Northwestrn Arkansas, where such agribusiness giants as Tyson Foods, Hudson
Foods, ConAgra and Simmons Industries have major poultry operations, has
seen an increase of over 30,000 Hispanic workers just in the past few years
attracted by jobs that pay between $6-$7 an hour.
A U.S. government-sponsored Operation South PAW (Protecting American Workers)
in September 1995 alone netted some 2,000 illegal aliens across the South.
It is estimated by the Immigration and Naturalization Service (INS) that
such raids channeled more than $3 million in wages back to U.S. workers.
Today, agribusiness both exploits and blames immigrant workers for many
of the social ills which pervade our society. But, as John Palacio of the
Mexican American Legal Defense and Educational Fund (MALDEF) explains, "Immigrants
take jobs Americans don't want. They are not only blamed for economic ills,
but exploited for cheap labor. But they contribute much more than they receive."
One 1995 study, sponsored by the Cato Institute, a "libertarian research
group," found that each year the average immigrant family adds about
$2,500 in taxes to the economy above what it consumes in public costs.

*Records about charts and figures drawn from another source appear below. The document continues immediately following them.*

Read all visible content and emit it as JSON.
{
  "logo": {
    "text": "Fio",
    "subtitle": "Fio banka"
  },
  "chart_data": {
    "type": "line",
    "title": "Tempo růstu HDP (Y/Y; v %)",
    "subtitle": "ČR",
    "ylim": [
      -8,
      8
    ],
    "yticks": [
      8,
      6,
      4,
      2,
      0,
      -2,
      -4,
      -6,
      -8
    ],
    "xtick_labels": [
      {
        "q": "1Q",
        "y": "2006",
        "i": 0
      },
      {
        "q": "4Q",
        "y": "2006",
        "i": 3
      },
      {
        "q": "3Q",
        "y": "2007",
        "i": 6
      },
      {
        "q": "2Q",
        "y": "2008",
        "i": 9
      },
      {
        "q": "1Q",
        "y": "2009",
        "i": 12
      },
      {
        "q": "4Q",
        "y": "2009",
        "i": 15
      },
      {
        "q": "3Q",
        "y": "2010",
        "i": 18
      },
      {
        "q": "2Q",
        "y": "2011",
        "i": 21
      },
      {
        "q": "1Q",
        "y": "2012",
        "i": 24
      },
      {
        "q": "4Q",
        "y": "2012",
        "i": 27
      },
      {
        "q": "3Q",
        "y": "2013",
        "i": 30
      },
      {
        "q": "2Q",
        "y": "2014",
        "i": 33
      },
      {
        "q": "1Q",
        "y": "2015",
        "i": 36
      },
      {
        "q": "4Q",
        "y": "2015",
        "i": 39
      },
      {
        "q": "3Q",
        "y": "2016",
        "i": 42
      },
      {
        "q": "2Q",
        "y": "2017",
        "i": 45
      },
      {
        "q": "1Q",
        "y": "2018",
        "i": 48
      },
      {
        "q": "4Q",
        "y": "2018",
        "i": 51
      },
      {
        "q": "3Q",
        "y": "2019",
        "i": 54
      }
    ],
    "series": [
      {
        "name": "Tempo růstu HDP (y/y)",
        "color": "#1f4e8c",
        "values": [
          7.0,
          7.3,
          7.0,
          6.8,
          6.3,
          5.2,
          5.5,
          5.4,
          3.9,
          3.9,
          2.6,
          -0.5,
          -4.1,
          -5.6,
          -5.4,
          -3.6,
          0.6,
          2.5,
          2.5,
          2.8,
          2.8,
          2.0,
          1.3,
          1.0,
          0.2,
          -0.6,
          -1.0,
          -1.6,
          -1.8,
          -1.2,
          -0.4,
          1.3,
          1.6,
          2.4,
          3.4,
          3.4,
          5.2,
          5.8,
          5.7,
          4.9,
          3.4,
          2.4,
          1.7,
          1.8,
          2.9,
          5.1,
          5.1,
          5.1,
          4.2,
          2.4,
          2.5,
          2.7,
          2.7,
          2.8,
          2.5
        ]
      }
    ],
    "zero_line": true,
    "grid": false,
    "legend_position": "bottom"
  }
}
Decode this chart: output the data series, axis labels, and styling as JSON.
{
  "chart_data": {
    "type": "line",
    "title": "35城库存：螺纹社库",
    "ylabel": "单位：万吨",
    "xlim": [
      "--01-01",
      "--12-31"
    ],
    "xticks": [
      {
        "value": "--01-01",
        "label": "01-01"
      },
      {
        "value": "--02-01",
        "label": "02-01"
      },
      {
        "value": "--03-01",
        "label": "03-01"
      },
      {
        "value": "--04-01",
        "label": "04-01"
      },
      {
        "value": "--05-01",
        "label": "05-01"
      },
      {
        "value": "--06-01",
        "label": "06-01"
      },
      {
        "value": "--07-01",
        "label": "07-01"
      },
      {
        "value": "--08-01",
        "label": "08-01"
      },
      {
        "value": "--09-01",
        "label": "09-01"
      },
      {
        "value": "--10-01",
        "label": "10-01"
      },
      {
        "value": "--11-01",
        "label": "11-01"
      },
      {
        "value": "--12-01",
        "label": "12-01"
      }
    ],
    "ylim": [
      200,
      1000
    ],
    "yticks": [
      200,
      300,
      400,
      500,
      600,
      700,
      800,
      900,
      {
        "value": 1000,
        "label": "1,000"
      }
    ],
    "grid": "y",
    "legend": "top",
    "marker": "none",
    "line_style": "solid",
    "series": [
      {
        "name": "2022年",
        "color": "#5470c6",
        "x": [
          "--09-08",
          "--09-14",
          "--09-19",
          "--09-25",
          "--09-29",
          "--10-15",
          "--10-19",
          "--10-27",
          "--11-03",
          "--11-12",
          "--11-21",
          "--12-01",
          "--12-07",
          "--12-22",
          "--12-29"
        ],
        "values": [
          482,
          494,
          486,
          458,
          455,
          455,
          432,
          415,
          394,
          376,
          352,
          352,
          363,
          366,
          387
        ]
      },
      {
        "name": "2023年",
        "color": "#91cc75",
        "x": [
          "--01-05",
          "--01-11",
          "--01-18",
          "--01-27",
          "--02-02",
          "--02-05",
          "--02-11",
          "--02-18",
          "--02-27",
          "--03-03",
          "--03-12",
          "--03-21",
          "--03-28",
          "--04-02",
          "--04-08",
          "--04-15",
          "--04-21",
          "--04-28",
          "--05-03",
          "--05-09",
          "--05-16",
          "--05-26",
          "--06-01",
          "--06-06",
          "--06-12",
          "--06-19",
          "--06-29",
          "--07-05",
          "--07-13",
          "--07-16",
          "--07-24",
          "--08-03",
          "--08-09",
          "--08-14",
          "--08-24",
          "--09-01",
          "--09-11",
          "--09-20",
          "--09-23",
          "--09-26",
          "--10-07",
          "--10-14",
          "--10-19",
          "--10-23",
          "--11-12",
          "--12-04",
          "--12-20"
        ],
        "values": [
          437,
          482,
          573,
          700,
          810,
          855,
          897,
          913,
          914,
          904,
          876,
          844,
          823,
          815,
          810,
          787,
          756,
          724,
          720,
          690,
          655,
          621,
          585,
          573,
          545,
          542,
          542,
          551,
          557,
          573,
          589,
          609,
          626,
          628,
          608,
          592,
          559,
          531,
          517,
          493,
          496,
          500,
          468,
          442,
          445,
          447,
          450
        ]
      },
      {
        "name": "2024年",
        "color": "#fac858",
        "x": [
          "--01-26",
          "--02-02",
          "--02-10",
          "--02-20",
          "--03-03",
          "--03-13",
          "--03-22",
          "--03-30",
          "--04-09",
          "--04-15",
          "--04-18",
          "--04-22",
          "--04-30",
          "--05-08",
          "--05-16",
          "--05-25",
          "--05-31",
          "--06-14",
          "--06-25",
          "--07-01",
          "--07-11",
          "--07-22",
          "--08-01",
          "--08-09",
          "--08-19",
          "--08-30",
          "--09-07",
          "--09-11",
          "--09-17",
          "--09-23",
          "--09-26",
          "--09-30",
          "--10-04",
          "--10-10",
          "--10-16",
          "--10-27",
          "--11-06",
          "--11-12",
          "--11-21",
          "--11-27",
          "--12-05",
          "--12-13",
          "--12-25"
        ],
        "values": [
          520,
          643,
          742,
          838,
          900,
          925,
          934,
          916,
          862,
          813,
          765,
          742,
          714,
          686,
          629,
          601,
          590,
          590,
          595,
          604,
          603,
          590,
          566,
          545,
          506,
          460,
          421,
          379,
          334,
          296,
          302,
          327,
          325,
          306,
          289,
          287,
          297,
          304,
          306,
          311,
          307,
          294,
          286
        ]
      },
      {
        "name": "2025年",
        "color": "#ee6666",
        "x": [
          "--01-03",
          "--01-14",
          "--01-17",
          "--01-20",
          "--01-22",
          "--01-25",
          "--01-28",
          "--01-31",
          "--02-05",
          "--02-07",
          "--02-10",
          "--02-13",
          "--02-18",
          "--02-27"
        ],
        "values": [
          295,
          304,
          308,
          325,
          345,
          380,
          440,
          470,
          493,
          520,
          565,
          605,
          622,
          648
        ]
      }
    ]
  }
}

Yet, amidst all the controversy and recent federal and state law making
as it applies to immigrants, one important study which gets to the heart
of the matter has been all but ignored by the public. In 1992 a bipartisan
Commission on Agricultural workers, created by Congress, set forth six recommendations
(See accompanying box) designed to improve the working conditions for the
nation's farm workers.
As their report indicates, it's time that the public understand that the
social burden cheap farm labor brings to rural and urban communities should
be placed where many economists believe it should be - in the cost of the
product itself.
It is time that we acknowledge, as Dan Rather did on CBS-TV's recent documentary
"Legacy of Shame", "the brutal human price to be paid for
our food," and that we put an end to a system that takes for granted
the exploitation of men, women and children for the sake of the so-called
"world's cheapest food supply."
Philip Martin, for example, notes in this regard that if the wages of all
agricultural workers were doubled, the cost of California produce would
rise approximately only 10 percent. This would cost the government nothing,
but would increase tax revenues by increasing taxable income at the same
time it would lower welfare costs by decreasing the number of families seeking
government need-based services.
Also important is the fact that the public needs to recognize that the cheap
wages paid to farm laborers and the cheap raw material prices paid to farmers
are only enriching the coffers of a select few transnational food manufacturing
corporations. Meanwhile, the society as a whole is left to pay an exacting
social and economic cost for such exploitation.
A.V. Krebs is director of the Corporate Agribusiness Research Project
and author of The Corporate Reapers: The Book of Agribusiness (Essential
Books: 1992).
The Commission on Agricultural Workers Recommendations
- To curb illegal immigration improve border controls, internal apprehension
mechanisms and enforcement of employer sanctions. Develop a fraud-proof
work authorization document.
- In the face of a surplus of farm workers, discontinue the Replenishment
Agricultural Worker (RAW) program that lets growers recruit new immigrants.
- Require the U.S. Labor Department's job placement service to aid in
placing farm workers in jobs to help them remain employed longer during
the year.
- Tighten regulation of farm labor contractors, or crew leaders, who recruit
and manage many farm workers and have traditionally paid them less than
other farm workers.
- Make growers liable for claims against the labor contractors they use.
To improve the appeal of agricultural jobs, grant farm workers the same
rights as other U.S. workers: unemployment insurance, workers' compensation
insurance, overtime pay, union organizing, and the right bargain collectively
with their employer.
- Assure farm workers' children the same opportunities for health care,
education and day care provided children of other workers.